Молодой и маленький Плющик с великовозрастным Филиным устроили в Пале-рояле, дворике возле Оперного театра, ни много ни мало, а выставку своих произведений. Просто прибили веревочки к известняковой стене и развесили картины. Картины были хорошие, в основном одесские пейзажи, в духе и стиле южнорусской школы. Намерения были бескорыстные, живопись тогда никто не покупал, кроме немногочисленных коллекционеров, но коллекционеры знали авторов в лицо. Было это еще до знаменитой «бульдозерной» выставки.
Продержалась экспозиция долго, часа полтора, после чего пришли дружинники, не милиционеры даже, что оскорбило Плющика и Филина. Работы посрывали, но позволили взять с собой, груженых художников отвели в отделение, где весело и вежливо, не тронув пальцем, составили протокол. На этом и закончилось, если не считать крест, поставленный на них Художественным фондом и Союзом художников. Слава Филин после этого пил неделю, громадный и волосатый, в баре «Красном», пытался подбрасывать столик к потолку и кричал: «У-жа-са-ю-ще-е сос-то-я-ние».
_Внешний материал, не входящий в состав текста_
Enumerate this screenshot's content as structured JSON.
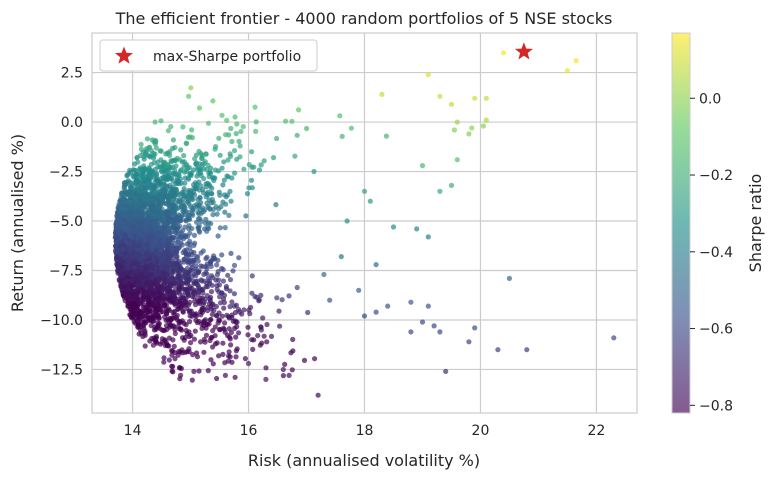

Плющик же к этому времени был в глухой завязке, как он утверждал, на всю жизнь. «Я становлюсь дурной, когда напьюсь, – объяснял он, – то в чужую драку вляпаюсь, как тогда под Пересыпским мостом, а то и похуже. Представляешь – прихожу в себя на каком-то пыльном чердаке, рассвет в овальном таком красивом окошке, а на фоне, падла, рассвета – синяя задница с пупырышками!»
На этот раз Плющ никуда не торопился, просто дома бабушка, работать не хочется, – пройтись в город, повидать кого-нибудь. На всякий случай бросил в портфель несколько стамесок, мозеровские часы. Проходя мимо картинной галереи, подумал, не зайти ли, глянуть на Нилуса и Головкова, а может, и Костанди. Но было так жарко, что даже свернуть с дороги казалось большим и трудным делом. «Идется, – подумал Плющ, – ну и хорошо».